Capri, veduta aerea
Messina, Reggio Calabria, Cetraro, Capri, Napoli, Procida, Gaeta, Sperlonga
Con Khayr-ad-din Barbarossa
Dopo questi successi Khayr-ad-din Barbarossa calava sull'Italia. Di primo mattino, su un mare che pareva prigo, iniziavano a risuonare i battiti cadenzati dei remi delle galee cariche di gianizzeri armati fino ai denti. Giunto di fronte a Messina, catturava e dava alle fiamme, proprio davanti al faro, una nave carica di carni salate, diretta da Napoli a Malta.
Proseguiva poi superando lo stretto e, lasciatosi alle spalle Capo Spartivento, piombava su Reggio Calabria dove si impossessava di sei navi mercantili che si trovavano nella rada, oltre che di ottocento schiavi da destinare alla voga sulle galee o agli harem.
Il giorno seguente espugnava il castello di San Lucido, facendo novecento prigionieri e continuava poi la spedizione verso nord effettuando in ogni dove continui colpi di mano. Risalendo il Tirreno dava alle fiamme l'abitato di Cetraro ed il relativo arsenale dove si trovava il legname raccolto per la costruzione di alcune imbarcazioni e lo scafo di sette galee, quasi ultimate. Faceva anche bruciare le messi già mature nelle campagne circostanti.
Sbarcava quindi a Capri saccheggiandola e devastandone buona parte, prima di dare alle fiamme molte costruzioni.
Entrava nel golfo di Napoli e bruciava alcuni bastimenti spaventando la popolazione che temeva un imminente sbarco. Il vicerè partenopeo disponeva di forze troppo esigue per tentare di fermare la flotta.

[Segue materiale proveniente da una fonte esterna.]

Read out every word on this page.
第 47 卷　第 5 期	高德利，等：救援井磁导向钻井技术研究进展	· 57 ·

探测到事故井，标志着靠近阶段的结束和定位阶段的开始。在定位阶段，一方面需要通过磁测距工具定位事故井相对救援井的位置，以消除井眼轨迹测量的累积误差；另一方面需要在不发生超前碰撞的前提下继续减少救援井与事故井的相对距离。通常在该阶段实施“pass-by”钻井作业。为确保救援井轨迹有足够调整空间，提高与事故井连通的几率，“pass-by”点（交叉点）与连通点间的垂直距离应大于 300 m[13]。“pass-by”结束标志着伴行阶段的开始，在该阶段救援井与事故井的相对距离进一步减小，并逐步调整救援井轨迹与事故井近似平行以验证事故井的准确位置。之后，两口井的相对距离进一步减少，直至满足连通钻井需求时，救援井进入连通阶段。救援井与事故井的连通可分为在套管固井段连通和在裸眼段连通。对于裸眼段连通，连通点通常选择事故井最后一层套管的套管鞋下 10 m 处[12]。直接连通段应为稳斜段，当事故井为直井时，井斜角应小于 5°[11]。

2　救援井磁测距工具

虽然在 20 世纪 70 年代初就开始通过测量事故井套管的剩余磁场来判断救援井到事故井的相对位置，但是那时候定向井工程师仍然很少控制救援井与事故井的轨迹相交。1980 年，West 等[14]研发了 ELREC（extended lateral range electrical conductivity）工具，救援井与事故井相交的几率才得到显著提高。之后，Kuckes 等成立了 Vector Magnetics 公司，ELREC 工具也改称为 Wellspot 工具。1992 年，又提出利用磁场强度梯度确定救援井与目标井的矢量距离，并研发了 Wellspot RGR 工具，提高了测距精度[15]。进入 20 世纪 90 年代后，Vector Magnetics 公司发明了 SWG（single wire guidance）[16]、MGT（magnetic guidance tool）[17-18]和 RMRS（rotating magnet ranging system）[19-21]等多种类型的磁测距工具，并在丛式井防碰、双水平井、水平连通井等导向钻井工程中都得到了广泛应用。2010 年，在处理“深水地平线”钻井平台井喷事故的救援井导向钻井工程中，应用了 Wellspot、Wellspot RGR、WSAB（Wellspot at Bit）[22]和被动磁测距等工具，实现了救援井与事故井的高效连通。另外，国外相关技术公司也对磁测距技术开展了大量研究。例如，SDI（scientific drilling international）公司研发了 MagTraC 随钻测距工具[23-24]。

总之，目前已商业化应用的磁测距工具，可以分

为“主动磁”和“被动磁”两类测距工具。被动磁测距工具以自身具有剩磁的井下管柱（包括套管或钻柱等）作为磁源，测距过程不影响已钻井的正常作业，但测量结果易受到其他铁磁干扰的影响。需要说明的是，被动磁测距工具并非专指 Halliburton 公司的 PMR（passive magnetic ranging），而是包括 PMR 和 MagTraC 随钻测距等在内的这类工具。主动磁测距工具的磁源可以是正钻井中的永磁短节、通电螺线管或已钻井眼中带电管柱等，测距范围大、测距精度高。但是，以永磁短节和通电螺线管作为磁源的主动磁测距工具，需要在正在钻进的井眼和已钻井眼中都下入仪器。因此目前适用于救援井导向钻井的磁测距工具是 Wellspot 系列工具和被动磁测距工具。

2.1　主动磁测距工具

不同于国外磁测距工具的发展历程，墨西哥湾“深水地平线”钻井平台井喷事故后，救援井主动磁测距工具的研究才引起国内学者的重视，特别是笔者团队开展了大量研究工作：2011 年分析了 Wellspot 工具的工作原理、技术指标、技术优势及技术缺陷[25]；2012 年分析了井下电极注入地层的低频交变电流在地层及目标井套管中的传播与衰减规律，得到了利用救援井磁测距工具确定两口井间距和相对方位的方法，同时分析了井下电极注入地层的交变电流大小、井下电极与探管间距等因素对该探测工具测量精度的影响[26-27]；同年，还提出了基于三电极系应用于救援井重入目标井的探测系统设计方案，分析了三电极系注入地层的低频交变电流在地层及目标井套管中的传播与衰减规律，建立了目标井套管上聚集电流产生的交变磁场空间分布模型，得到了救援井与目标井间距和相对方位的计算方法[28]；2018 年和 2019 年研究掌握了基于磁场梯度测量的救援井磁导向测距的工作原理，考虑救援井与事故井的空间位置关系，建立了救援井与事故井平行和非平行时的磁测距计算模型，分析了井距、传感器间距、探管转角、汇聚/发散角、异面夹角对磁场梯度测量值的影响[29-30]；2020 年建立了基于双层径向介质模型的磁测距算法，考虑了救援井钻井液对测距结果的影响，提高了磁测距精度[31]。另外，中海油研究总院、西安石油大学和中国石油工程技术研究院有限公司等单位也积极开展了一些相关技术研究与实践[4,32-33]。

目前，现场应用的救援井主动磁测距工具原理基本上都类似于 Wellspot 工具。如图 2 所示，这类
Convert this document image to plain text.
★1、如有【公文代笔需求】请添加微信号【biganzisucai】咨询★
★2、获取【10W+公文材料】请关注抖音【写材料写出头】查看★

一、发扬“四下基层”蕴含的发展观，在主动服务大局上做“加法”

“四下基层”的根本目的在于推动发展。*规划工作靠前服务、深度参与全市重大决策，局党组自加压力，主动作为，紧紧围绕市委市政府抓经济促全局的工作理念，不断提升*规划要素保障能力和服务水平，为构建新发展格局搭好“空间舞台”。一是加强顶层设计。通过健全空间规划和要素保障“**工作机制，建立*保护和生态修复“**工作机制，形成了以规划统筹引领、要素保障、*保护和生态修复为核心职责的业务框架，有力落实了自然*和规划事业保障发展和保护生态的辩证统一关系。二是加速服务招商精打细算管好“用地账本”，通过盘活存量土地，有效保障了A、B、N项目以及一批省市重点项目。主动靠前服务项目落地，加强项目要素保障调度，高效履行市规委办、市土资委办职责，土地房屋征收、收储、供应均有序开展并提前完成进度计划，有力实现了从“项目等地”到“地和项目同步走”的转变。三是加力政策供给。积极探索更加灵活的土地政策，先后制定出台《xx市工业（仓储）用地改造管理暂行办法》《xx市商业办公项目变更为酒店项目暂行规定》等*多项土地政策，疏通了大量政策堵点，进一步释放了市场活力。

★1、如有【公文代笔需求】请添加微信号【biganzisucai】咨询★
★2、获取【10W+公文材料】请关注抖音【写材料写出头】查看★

Così Barbarossa faceva rotta indisturbato su Procida che veniva messa a ferro e fuoco proprio come le mete precedenti. Bombardava Gaeta che a lungo era stata contesa tra francesi e spagnoli e distruggeva Sperlonga riducendo in schiavitù gli abitanti. Su tutta la cosa tirrenica si spargeva il terrore.